Noch dauert es mit dem Start von De-Mail für Privatkunden. Das sagte der Jens Mayer, Projektleiter De-Mail bei der Deutschen Telekom, im Interview mit unserer Schwesterpublikation CIO.de.
Zuletzt berichtete CIO.de über die Thematik von De-Mail in dem Artikel "Konkurrenz für De-Mail und E-Post" im Zusammenhang mit dem Thema "E-Mail-Rechnungen ohne Signatur".

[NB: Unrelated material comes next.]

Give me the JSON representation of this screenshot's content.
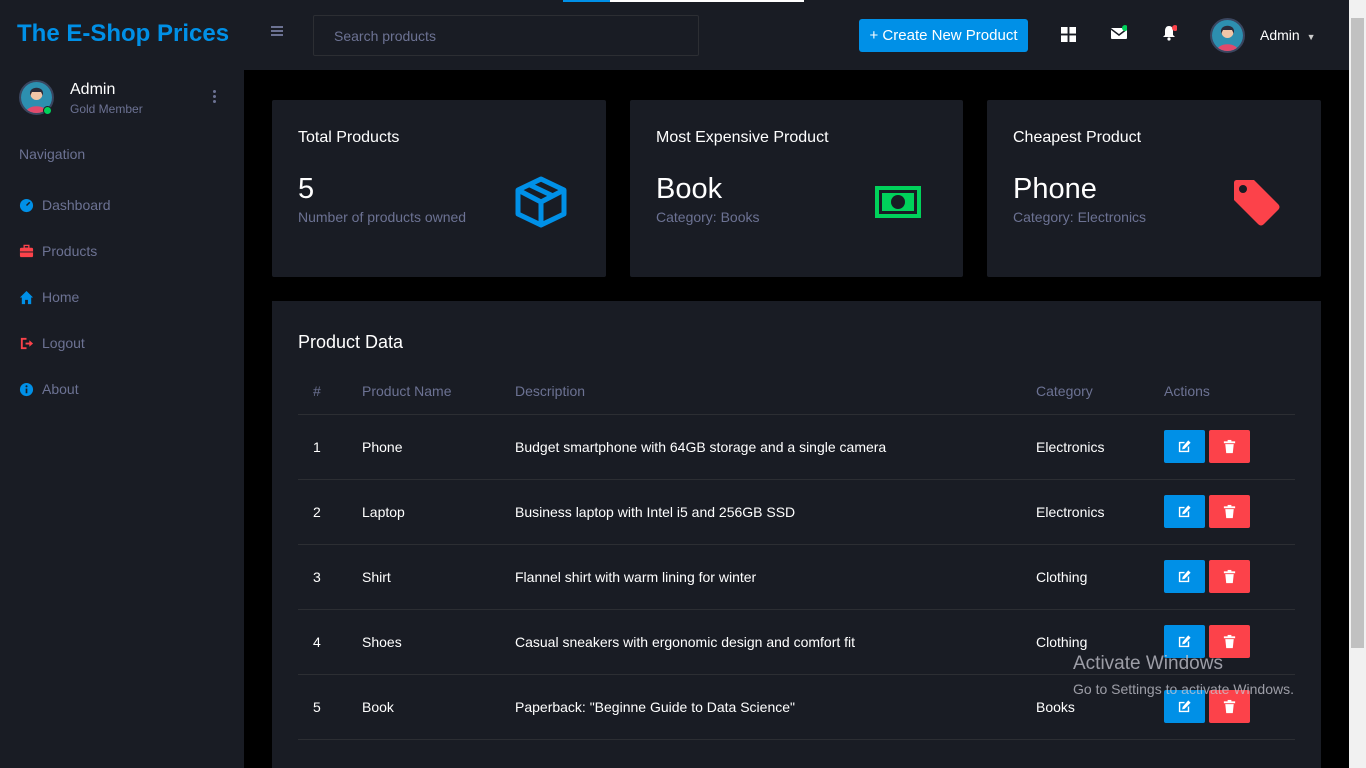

Auch der E-Postbrief der Deutschen Post hat Startprobleme. Der Verbraucherzentrale Bundesverband (vzbv) ist vor kurzem gegen die Werbung der Post vor das Landgericht Bonn gezogen - und hat nun gewonnen. Das Gericht befand: "Die Aussage: 'Der E-Postbrief ist so sicher und verbindlich wie der Brief' ist unwahr." (Az. 14 O 17/11). Die Post will in Berufung gehen. CIO.de fragte den Projektleiter De-Mail der Deutschen Telekom, Jens Mayer, zum Verlauf der Dinge.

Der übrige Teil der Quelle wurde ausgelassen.